Cancel all meetings, we're going to Indo.
by
Scott Bass

Hard-core (adj) Unswervingly committed; uncompromising; dedicated
Difficult (adj) Hard to do, make, or carry out; requiring much skill and planning to be performed successfully.

Rocks for pillows.
SURFER Magazine / Peterson

Back in the surf trip days of yore--before surf specific travel agents or surf resorts that promised to do everything except paddle you out into the lineup--the ethos of surf travel revolved around exploration and discovery. There were three firmly held surf travel mores: 1) discovery 2) patience 3) secrecy (yeah, right). And the calamities of surf exploration were many. Back then, long, smelly bus rides; police bribery; back-alley robbery; wrong turns; missed flights; dirty drinking water; malaria; days--sometimes weeks--of no surf; all of these possibilities, and more, wrecked havoc on the anxieties of the traveling surfer. Often just finding an ocean with a ride-able wave was reason enough to claim victory. For discovery to take place the traveling surfer subjected himself to a litany of difficulties.
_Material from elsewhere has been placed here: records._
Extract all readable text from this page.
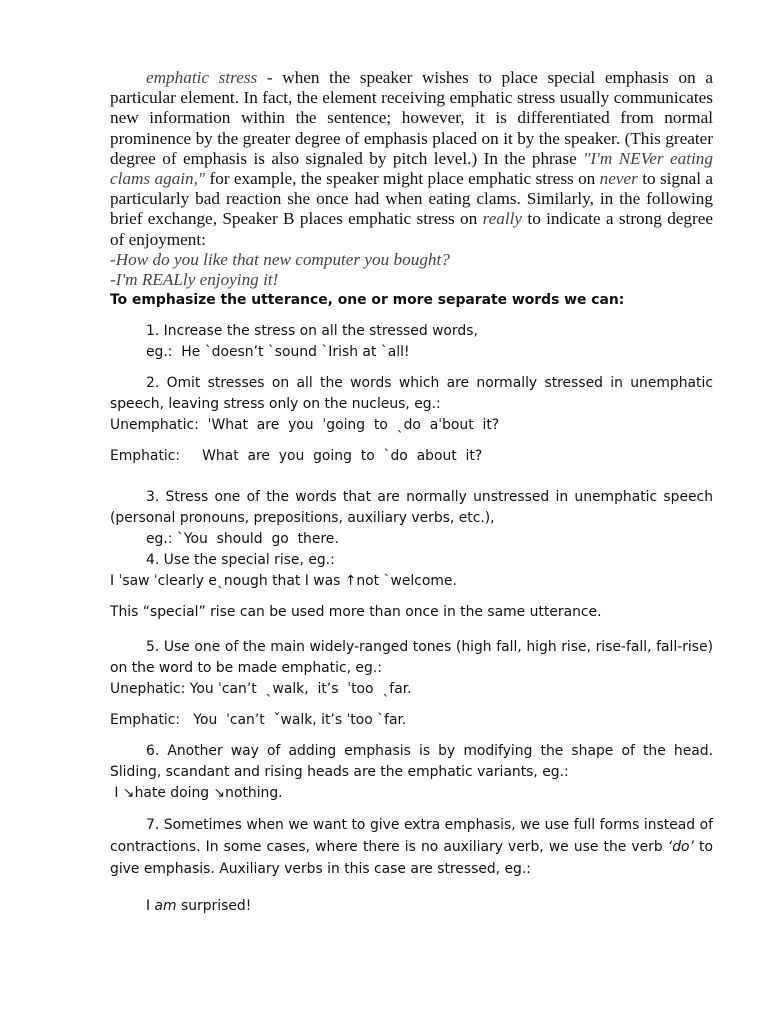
emphatic stress - when the speaker wishes to place special emphasis on a particular element. In fact, the element receiving emphatic stress usually communicates new information within the sentence; however, it is differentiated from normal prominence by the greater degree of emphasis placed on it by the speaker. (This greater degree of emphasis is also signaled by pitch level.) In the phrase "I'm NEVer eating clams again," for example, the speaker might place emphatic stress on never to signal a particularly bad reaction she once had when eating clams. Similarly, in the following brief exchange, Speaker B places emphatic stress on really to indicate a strong degree of enjoyment:

-How do you like that new computer you bought?

-I'm REALly enjoying it!

To emphasize the utterance, one or more separate words we can:

1. Increase the stress on all the stressed words,

eg.:  He `doesn’t `sound `Irish at `all!

2. Omit stresses on all the words which are normally stressed in unemphatic speech, leaving stress only on the nucleus, eg.:

Unemphatic:  ˈWhat  are  you  ˈgoing  to  ˎdo  aˈbout  it?

Emphatic:     What  are  you  going  to  `do  about  it?

3. Stress one of the words that are normally unstressed in unemphatic speech (personal pronouns, prepositions, auxiliary verbs, etc.),

eg.: `You  should  go  there.

4. Use the special rise, eg.:

I ˈsaw ˈclearly eˎnough that I was ↑not `welcome.

This “special” rise can be used more than once in the same utterance.

5. Use one of the main widely-ranged tones (high fall, high rise, rise-fall, fall-rise) on the word to be made emphatic, eg.:

Unephatic: You ˈcan’t  ˎwalk,  it’s  ˈtoo  ˎfar.

Emphatic:   You  ˈcan’t  ˇwalk, it’s ˈtoo `far.

6. Another way of adding emphasis is by modifying the shape of the head. Sliding, scandant and rising heads are the emphatic variants, eg.:

I ↘hate doing ↘nothing.

7. Sometimes when we want to give extra emphasis, we use full forms instead of contractions. In some cases, where there is no auxiliary verb, we use the verb ‘do’ to give emphasis. Auxiliary verbs in this case are stressed, eg.:

I am surprised!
He resided in the "culture of the unknown." The deeper the surf exploration, the more hardships to overcome. The more hardships overcome, the more hard-core the adventure.

The well-documented Naughton/Peterson travelogue (as published in SURFER 1972-84, and documented in Gregory Schell's "THE FAR SHORE") established a benchmark for hard-core surf travel based upon discovery, patience and secrecy. And while there were many other surfing Marco Polos out there, the fervent adventures of Naughton/Peterson represented an ideal that kindled every surfer's imagination.
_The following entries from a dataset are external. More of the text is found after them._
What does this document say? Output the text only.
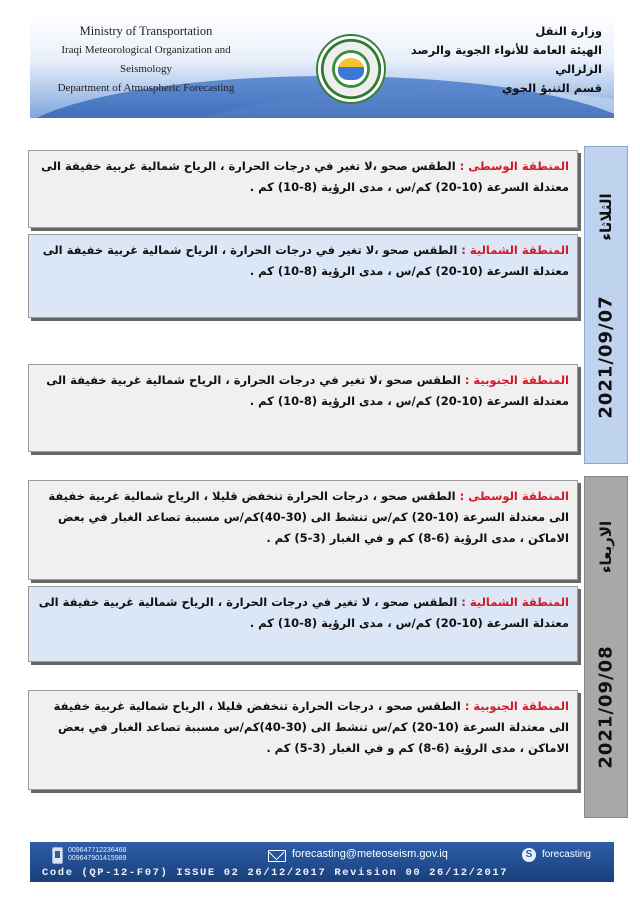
Ministry of Transportation
Iraqi Meteorological Organization and Seismology
Department of Atmospheric Forecasting
وزارة النقل
الهيئة العامة للأنواء الجوية والرصد الزلزالي
قسم التنبؤ الجوي
المنطقة الوسطى : الطقس صحو ،لا تغير في درجات الحرارة ، الرياح شمالية غربية خفيفة الى معتدلة السرعة (10-20) كم/س ، مدى الرؤية (8-10) كم .
المنطقة الشمالية : الطقس صحو ،لا تغير في درجات الحرارة ، الرياح شمالية غربية خفيفة الى معتدلة السرعة (10-20) كم/س ، مدى الرؤية (8-10) كم .
المنطقة الجنوبية : الطقس صحو ،لا تغير في درجات الحرارة ، الرياح شمالية غربية خفيفة الى معتدلة السرعة (10-20) كم/س ، مدى الرؤية (8-10) كم .
الثلاثاء
2021/09/07
المنطقة الوسطى : الطقس صحو ، درجات الحرارة تنخفض قليلا ، الرياح شمالية غربية خفيفة الى معتدلة السرعة (10-20) كم/س تنشط الى (30-40)كم/س مسببة تصاعد الغبار في بعض الاماكن ، مدى الرؤية (6-8) كم و في الغبار (3-5) كم .
المنطقة الشمالية : الطقس صحو ، لا تغير في درجات الحرارة ، الرياح شمالية غربية خفيفة الى معتدلة السرعة (10-20) كم/س ، مدى الرؤية (8-10) كم .
المنطقة الجنوبية : الطقس صحو ، درجات الحرارة تنخفض قليلا ، الرياح شمالية غربية خفيفة الى معتدلة السرعة (10-20) كم/س تنشط الى (30-40)كم/س مسببة تصاعد الغبار في بعض الاماكن ، مدى الرؤية (6-8) كم و في الغبار (3-5) كم .
الاربعاء
2021/09/08
009647712236468
009647901415989	forecasting@meteoseism.gov.iq	S forecasting
Code (QP-12-F07) ISSUE 02 26/12/2017 Revision 00 26/12/2017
These days, however, the surf trip based upon the ethic of discovery has taken a back seat to the reality of surf trips based upon the ethic of guarantees. What used to be a two-month exploration is now a ten-day "getaway." No longer do we wait on an African beach for the monsoon season to blow through and a swell to arrive. And the minimal swell that Naughton/Peterson waited for through hell and high water wouldn't even garner small mention at a magazine editorial meeting, what with giant Teahupoo and perfect J-Bay to dispense to the masses.
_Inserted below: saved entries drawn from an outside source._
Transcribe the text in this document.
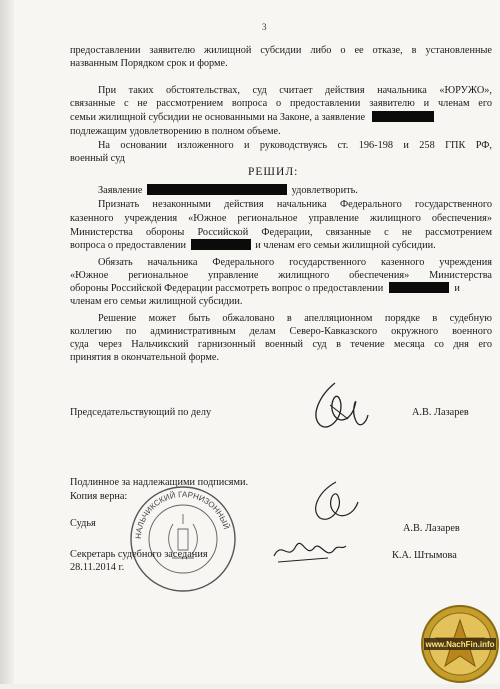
3
предоставлении заявителю жилищной субсидии либо о ее отказе, в установленные
названным Порядком срок и форме.
При таких обстоятельствах, суд считает действия начальника «ЮРУЖО»,
связанные с не рассмотрением вопроса о предоставлении заявителю и членам его
семьи жилищной субсидии не основанными на Законе, а заявление
подлежащим удовлетворению в полном объеме.
На основании изложенного и руководствуясь ст. 196-198 и 258 ГПК РФ,
военный суд
РЕШИЛ:
Заявление	удовлетворить.
Признать незаконными действия начальника Федерального государственного
казенного учреждения «Южное региональное управление жилищного обеспечения»
Министерства обороны Российской Федерации, связанные с не рассмотрением
вопроса о предоставлении	и членам его семьи жилищной субсидии.
Обязать начальника Федерального государственного казенного учреждения
«Южное региональное управление жилищного обеспечения» Министерства
обороны Российской Федерации рассмотреть вопрос о предоставлении	и
членам его семьи жилищной субсидии.
Решение может быть обжаловано в апелляционном порядке в судебную
коллегию по административным делам Северо-Кавказского окружного военного
суда через Нальчикский гарнизонный военный суд в течение месяца со дня его
принятия в окончательной форме.
Председательствующий по делу	А.В. Лазарев
Подлинное за надлежащими подписями.
Копия верна:
НАЛЬЧИКСКИЙ ГАРНИЗОННЫЙ
Судья	А.В. Лазарев
Секретарь судебного заседания
28.11.2014 г.
К.А. Штымова
www.NachFin.info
Don't worry, hard-core surf exploration is not dead. However, I contend that hard-core surf travel has a new, separate and altogether different ideal than "discover, wait, don't tell." No longer is roughing it in the African monsoon season hard-core, rather it is unnecessary. The information and technology available to us has resulted in an ethos not based on discovery, but based on the surgical strike. Our emphasis has shifted from one of exploratory to one of accessibility. It's the ethos of "hit and split."

Landcamps are sprouting faster than Red Roof Inns.
Bass

You see, we don't need to look any more. We still can. I am by no means suggesting that exploring is wrong. It's just that we don't have to. Surfers have scoured, prodded, and examined the world's coastlines for almost four decades. The GPS coordinates for each and every surfable wave downloaded into somebody's iPOD. The surf globe has been so picked apart guys are going on surf trips to Antarctica, for God's sake.

Because, for the most part, we know when and where, the difficulty now lies within our ability to access information (storm force, swell direction, lunar phases, tides, flight availability, wind conditions, etc.) and apply it while maintaining a high probability of "scoring."